Muscle‐Specific RING Finger 1 (MuRF1) Dependent Activation of Dual‐specificity Phosphatase 4 (Dusp4) Under Neurogenic Atrophy Conditions

Skeletal muscle atrophy is the result of many physiological conditions, including denervation, corticosteroid treatment, and aging. The E3 ubiquitin ligase, MuRF1, is induced under atrophic conditions and is believed to play a role in protein degradation in wasting muscle. However, the data described in this study provides evidence that MuRF1 may also act as a transcriptional modulator of atrophy‐induced gene activity, including the regulation of Dusp4 expression. In order to characterize the transcriptional regulation of Dusp4, reporter gene constructs with fragments of the proximal promoter region of the gene were developed, transfected into C 2 C 12 cells with or without a MuRF1 expression plasmid and analyzed for differences in reporter gene activity. The Dusp4 reporters showed repressed activity in cells ectopically expressing MuRF1 compared to cells that did not overexpress MuRF1. Interestingly, overexpression of the myogenic regulatory factors (MRFs), MyoD and myogenin, also caused repression of the Dusp4 reporter constructs, while co‐overexpression of MuRF1 with MyoD or Myogenin resulted in cooperative repression of reporter gene activity.
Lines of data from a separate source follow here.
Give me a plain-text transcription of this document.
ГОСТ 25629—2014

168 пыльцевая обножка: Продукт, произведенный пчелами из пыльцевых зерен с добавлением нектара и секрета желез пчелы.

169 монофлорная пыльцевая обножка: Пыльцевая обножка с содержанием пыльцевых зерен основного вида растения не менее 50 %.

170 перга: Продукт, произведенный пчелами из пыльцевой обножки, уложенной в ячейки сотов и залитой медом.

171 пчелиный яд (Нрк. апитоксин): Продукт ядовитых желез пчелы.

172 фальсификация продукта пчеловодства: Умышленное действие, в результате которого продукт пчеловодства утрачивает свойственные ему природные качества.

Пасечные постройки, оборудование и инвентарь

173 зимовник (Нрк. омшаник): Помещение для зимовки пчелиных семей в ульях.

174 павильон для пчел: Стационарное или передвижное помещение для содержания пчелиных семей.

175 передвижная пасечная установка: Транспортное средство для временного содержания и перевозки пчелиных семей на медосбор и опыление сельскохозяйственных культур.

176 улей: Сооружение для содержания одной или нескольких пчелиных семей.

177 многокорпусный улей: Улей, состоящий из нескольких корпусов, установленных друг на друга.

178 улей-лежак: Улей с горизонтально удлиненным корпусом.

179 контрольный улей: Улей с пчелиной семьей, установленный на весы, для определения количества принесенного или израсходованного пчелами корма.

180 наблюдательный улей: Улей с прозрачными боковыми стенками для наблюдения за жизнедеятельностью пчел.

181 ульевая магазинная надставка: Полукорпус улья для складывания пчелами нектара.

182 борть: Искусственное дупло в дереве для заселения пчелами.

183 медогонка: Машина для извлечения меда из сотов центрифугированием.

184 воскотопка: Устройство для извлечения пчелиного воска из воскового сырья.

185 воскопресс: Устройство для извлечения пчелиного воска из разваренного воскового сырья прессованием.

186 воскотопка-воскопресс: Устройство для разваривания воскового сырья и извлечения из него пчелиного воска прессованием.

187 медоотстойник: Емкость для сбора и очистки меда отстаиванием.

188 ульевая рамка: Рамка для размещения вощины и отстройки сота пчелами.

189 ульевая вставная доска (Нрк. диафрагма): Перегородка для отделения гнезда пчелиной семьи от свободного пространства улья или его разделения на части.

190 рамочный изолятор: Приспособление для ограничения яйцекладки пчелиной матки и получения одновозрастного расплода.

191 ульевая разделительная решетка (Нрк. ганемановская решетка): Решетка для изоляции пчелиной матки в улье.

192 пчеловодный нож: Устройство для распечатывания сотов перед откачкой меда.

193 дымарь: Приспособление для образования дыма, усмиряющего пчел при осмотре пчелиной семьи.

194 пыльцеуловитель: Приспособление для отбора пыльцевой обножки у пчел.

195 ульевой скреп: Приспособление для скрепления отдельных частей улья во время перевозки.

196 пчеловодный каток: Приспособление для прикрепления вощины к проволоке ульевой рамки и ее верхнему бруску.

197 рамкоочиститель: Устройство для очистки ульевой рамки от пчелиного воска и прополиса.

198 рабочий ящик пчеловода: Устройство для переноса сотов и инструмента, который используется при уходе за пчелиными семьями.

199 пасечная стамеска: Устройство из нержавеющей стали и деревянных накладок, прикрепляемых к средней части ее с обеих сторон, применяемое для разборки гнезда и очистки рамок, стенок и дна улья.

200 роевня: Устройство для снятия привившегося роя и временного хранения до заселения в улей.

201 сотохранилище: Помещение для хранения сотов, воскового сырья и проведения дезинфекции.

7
Mutagenesis of the single conserved E‐box in the Dusp4 proximal promoter resulted in a 20‐fold repression in reporter gene activity, but the trend in cooperative repression was still observed. To further characterize the role of MuRF1 in the repression of Dusp4, a MuRF1 RING domain mutant was created. The MuRF1 RING mutant failed to cooperate with the MRFs to repress the Dusp4 reporter gene activity, suggesting that catalytic activity is required for transcriptional regulation by MuRF1. This data offers evidence that MuRF1 may act as a transcriptional modulator of atrophy‐induced gene expression.